Share Price Context During the Repurchase Window
The prices paid across the five days covered by this announcement — ranging from a lowest daily low of 1,105.00p on 23 June to a highest daily high of 1,159.50p on 24 June — provide a narrow window into the trading range at which Smith & Nephew shares were changing hands during the week ending 25 June 2026. The spread between the week's absolute low and absolute high of approximately 54.5p, or roughly 4.8%, suggests moderate intraday and day-to-day price variation over the period.
The immediate share price impact of the individual weekly buyback disclosure was not clear from available public information. Buyback announcements of this routine, disclosure-driven nature — as distinct from an initial announcement of a programme — typically have a limited short-term market impact, as the existence and parameters of the programme are already known to the market. However, the cumulative evidence that the company is actively and consistently deploying capital at these price levels may be noted by analysts tracking the stock's technical and fundamental profile.
Denominator Update and Implications for Significant Shareholders
With the updated denominator now standing at 845,036,247 ordinary shares (excluding treasury shares), any Shareholder or potential investor with a position approaching the 3%, 5%, 10%, or other statutory notification thresholds under the FCA's DTR 5 will need to recalculate their percentage interest using this revised figure. As Smith & Nephew continues to repurchase shares, the denominator will continue to reduce incrementally each week, meaning that passive holders whose share counts have not changed may find their percentage ownership gradually creeping upward.
This is a technical but practically important consideration for institutional investors holding large positions in the company. For example, an investor holding a fixed number of shares will see their proportional stake rise as the denominator shrinks through buybacks, potentially triggering a mandatory notification obligation even if they have taken no active trading decision. Compliance teams at major asset managers and Hedge Funds with exposure to SN. shares should monitor denominator updates in tandem with their own position management.

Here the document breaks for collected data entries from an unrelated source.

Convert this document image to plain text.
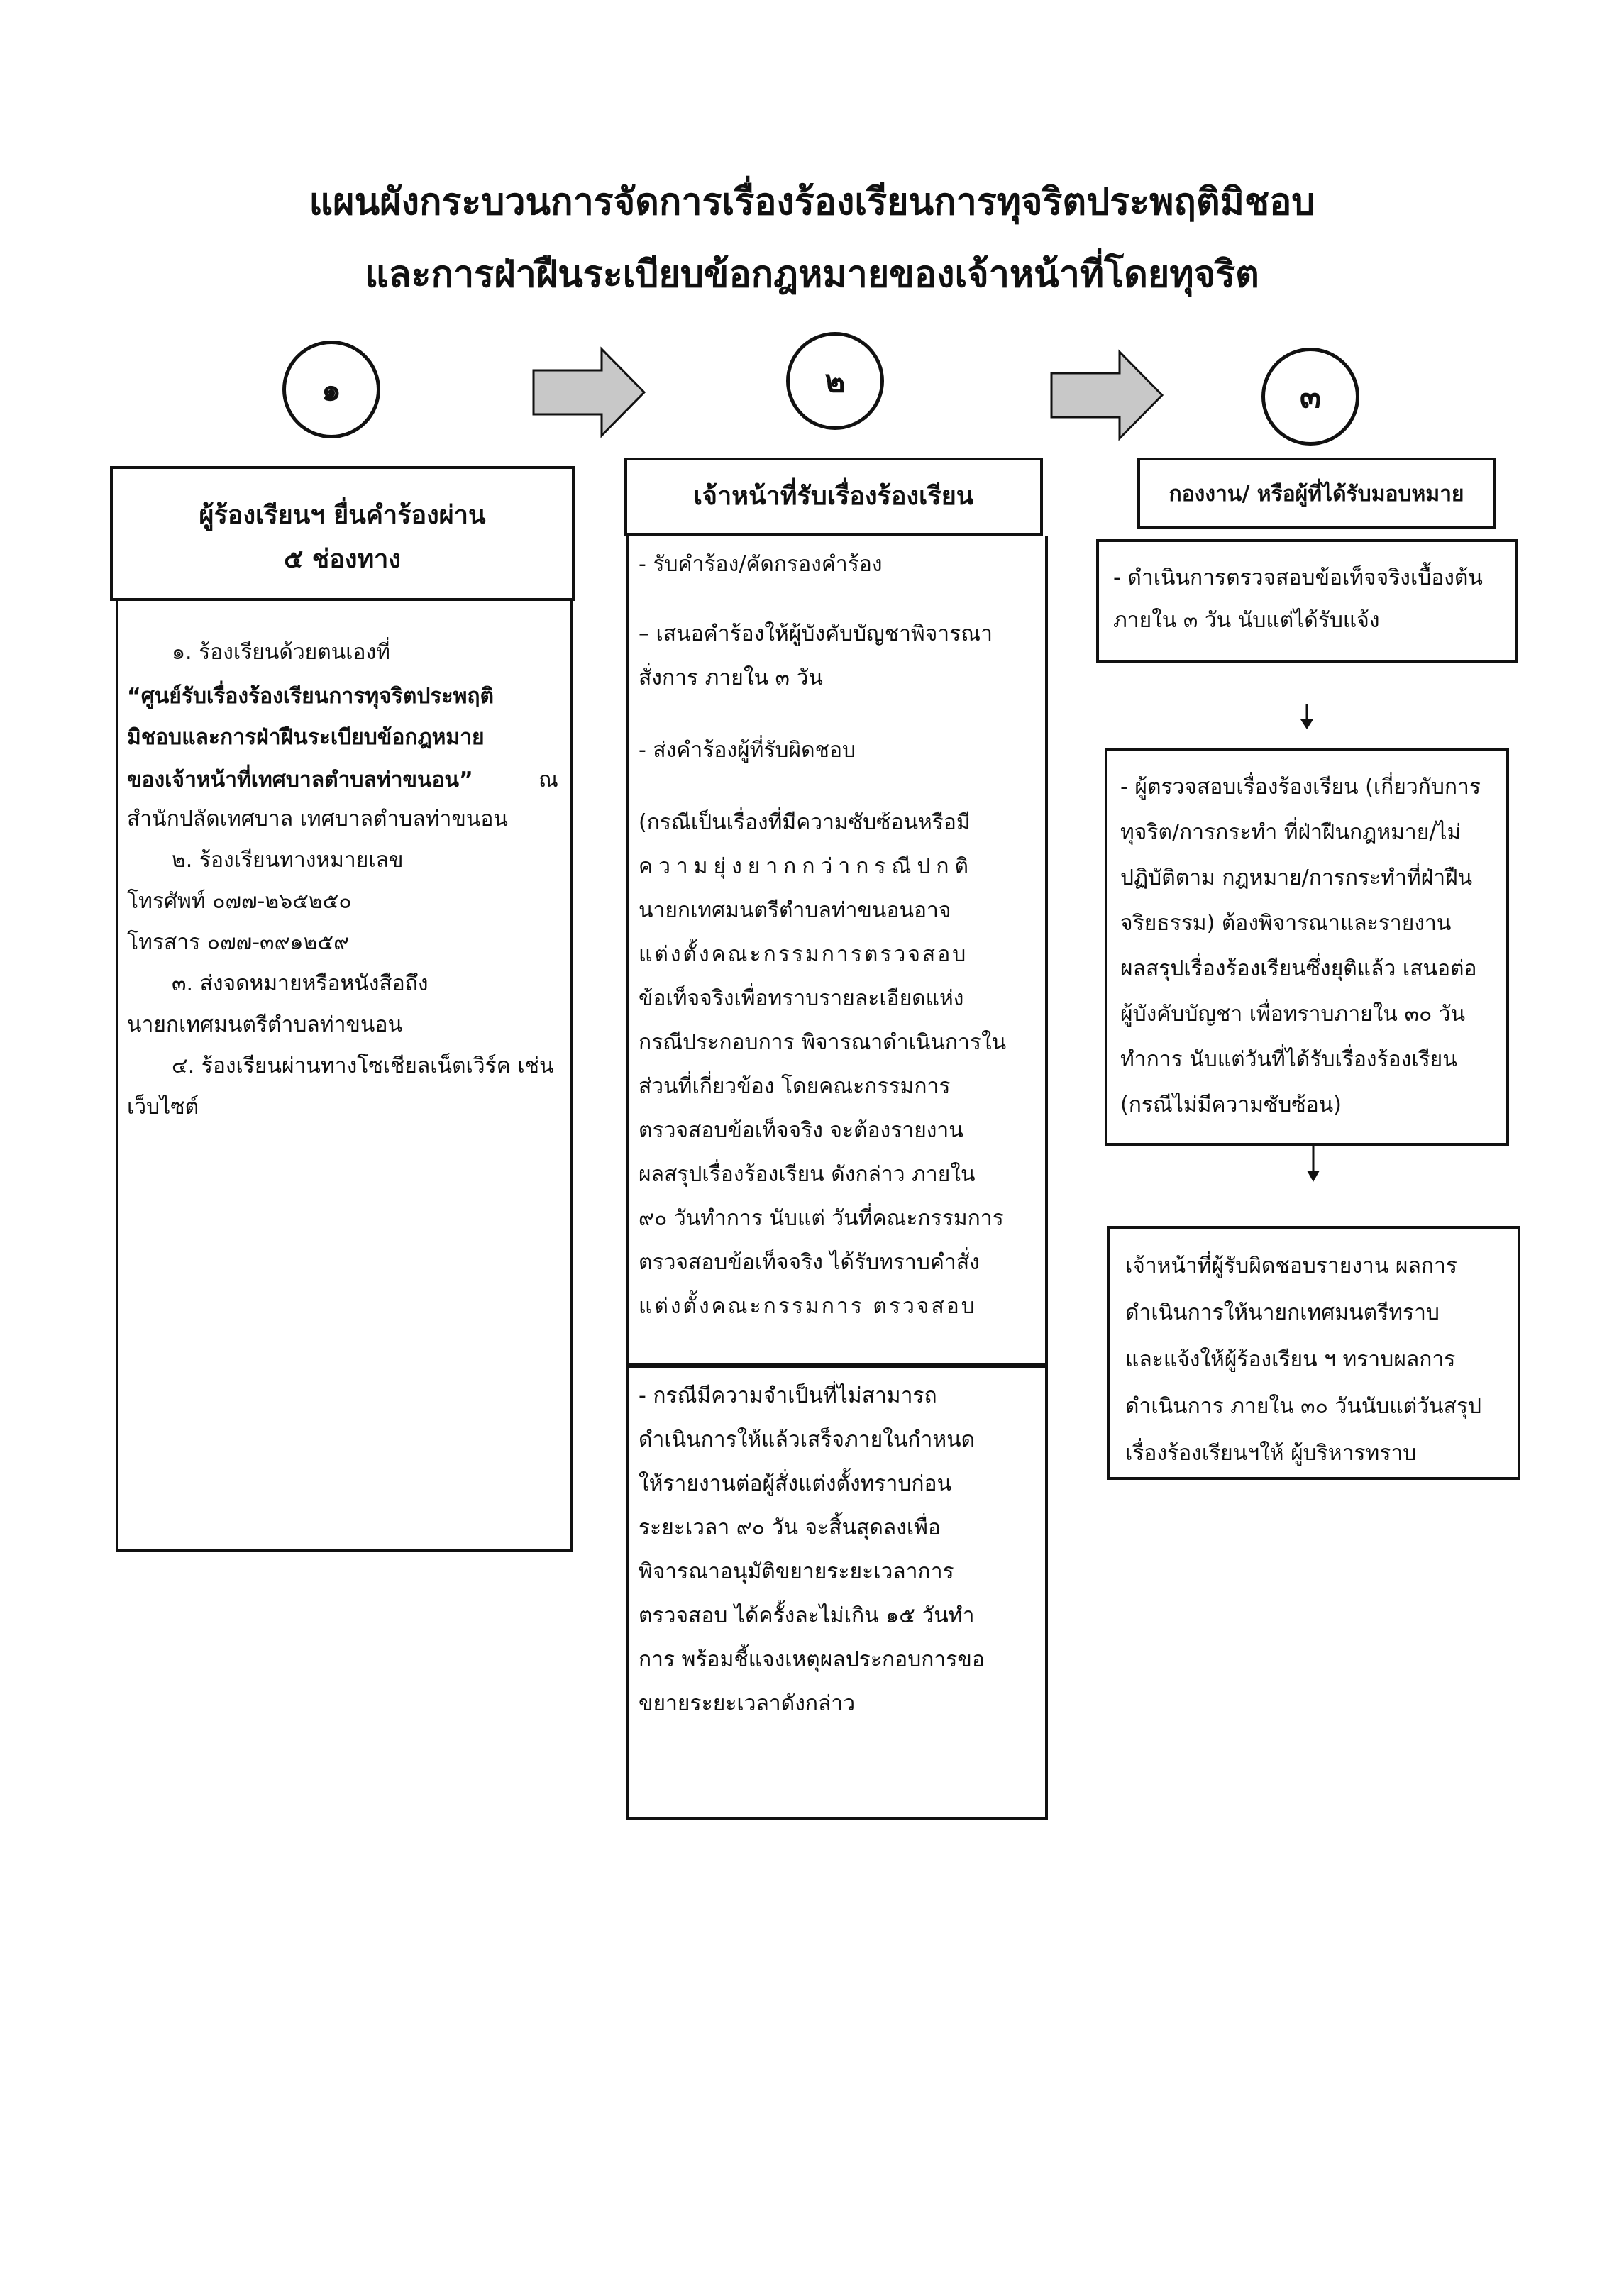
แผนผังกระบวนการจัดการเรื่องร้องเรียนการทุจริตประพฤติมิชอบ
และการฝ่าฝืนระเบียบข้อกฎหมายของเจ้าหน้าที่โดยทุจริต
๑	๒	๓
ผู้ร้องเรียนฯ ยื่นคำร้องผ่าน
๕ ช่องทาง
๑. ร้องเรียนด้วยตนเองที่
“ศูนย์รับเรื่องร้องเรียนการทุจริตประพฤติ
มิชอบและการฝ่าฝืนระเบียบข้อกฎหมาย
ของเจ้าหน้าที่เทศบาลตำบลท่าขนอน”	ณ
สำนักปลัดเทศบาล เทศบาลตำบลท่าขนอน
๒. ร้องเรียนทางหมายเลข
โทรศัพท์ ๐๗๗-๒๖๕๒๕๐
โทรสาร ๐๗๗-๓๙๑๒๕๙
๓. ส่งจดหมายหรือหนังสือถึง
นายกเทศมนตรีตำบลท่าขนอน
๔. ร้องเรียนผ่านทางโซเชียลเน็ตเวิร์ค เช่น
เว็บไซต์
เจ้าหน้าที่รับเรื่องร้องเรียน
- รับคำร้อง/คัดกรองคำร้อง
– เสนอคำร้องให้ผู้บังคับบัญชาพิจารณา
สั่งการ ภายใน ๓ วัน
- ส่งคำร้องผู้ที่รับผิดชอบ
(กรณีเป็นเรื่องที่มีความซับซ้อนหรือมี
ความยุ่งยากกว่ากรณีปกติ
นายกเทศมนตรีตำบลท่าขนอนอาจ
แต่งตั้งคณะกรรมการตรวจสอบ
ข้อเท็จจริงเพื่อทราบรายละเอียดแห่ง
กรณีประกอบการ พิจารณาดำเนินการใน
ส่วนที่เกี่ยวข้อง โดยคณะกรรมการ
ตรวจสอบข้อเท็จจริง จะต้องรายงาน
ผลสรุปเรื่องร้องเรียน ดังกล่าว ภายใน
๙๐ วันทำการ นับแต่ วันที่คณะกรรมการ
ตรวจสอบข้อเท็จจริง ได้รับทราบคำสั่ง
แต่งตั้งคณะกรรมการ ตรวจสอบ
- กรณีมีความจำเป็นที่ไม่สามารถ
ดำเนินการให้แล้วเสร็จภายในกำหนด
ให้รายงานต่อผู้สั่งแต่งตั้งทราบก่อน
ระยะเวลา ๙๐ วัน จะสิ้นสุดลงเพื่อ
พิจารณาอนุมัติขยายระยะเวลาการ
ตรวจสอบ ได้ครั้งละไม่เกิน ๑๕ วันทำ
การ พร้อมชี้แจงเหตุผลประกอบการขอ
ขยายระยะเวลาดังกล่าว
กองงาน/ หรือผู้ที่ได้รับมอบหมาย
- ดำเนินการตรวจสอบข้อเท็จจริงเบื้องต้น
ภายใน ๓ วัน นับแต่ได้รับแจ้ง
- ผู้ตรวจสอบเรื่องร้องเรียน (เกี่ยวกับการ
ทุจริต/การกระทำ ที่ฝ่าฝืนกฎหมาย/ไม่
ปฏิบัติตาม กฎหมาย/การกระทำที่ฝ่าฝืน
จริยธรรม) ต้องพิจารณาและรายงาน
ผลสรุปเรื่องร้องเรียนซึ่งยุติแล้ว เสนอต่อ
ผู้บังคับบัญชา เพื่อทราบภายใน ๓๐ วัน
ทำการ นับแต่วันที่ได้รับเรื่องร้องเรียน
(กรณีไม่มีความซับซ้อน)
เจ้าหน้าที่ผู้รับผิดชอบรายงาน ผลการ
ดำเนินการให้นายกเทศมนตรีทราบ
และแจ้งให้ผู้ร้องเรียน ฯ ทราบผลการ
ดำเนินการ ภายใน ๓๐ วันนับแต่วันสรุป
เรื่องร้องเรียนฯให้ ผู้บริหารทราบ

Outlook for Remaining Buyback Tranches and Investor Considerations
With approximately $113 million of the $250 million programme still to be deployed as of 25 June 2026, investors can expect further weekly disclosure announcements from Smith & Nephew in the weeks ahead. Each announcement will update the market on the number of shares purchased, the price range, the cumulative spend, and the revised treasury share count and denominator. These disclosures will continue to be made in accordance with UKLR 9.6.6R and will be published via the Regulatory News Service.
Investors monitoring the progress of the buyback may be watching for any variation in weekly purchase volumes or price ranges as a potential indicator of changes in broking strategy or market conditions. Any decision by the company to pause, accelerate, or terminate the programme ahead of its natural conclusion would itself require a regulatory announcement. As of the date of this disclosure, however, the company has given no indication of any intention to deviate from the programme as originally constituted, and the pace of execution to date suggests a steady, systematic approach to completing the full $250 million mandate.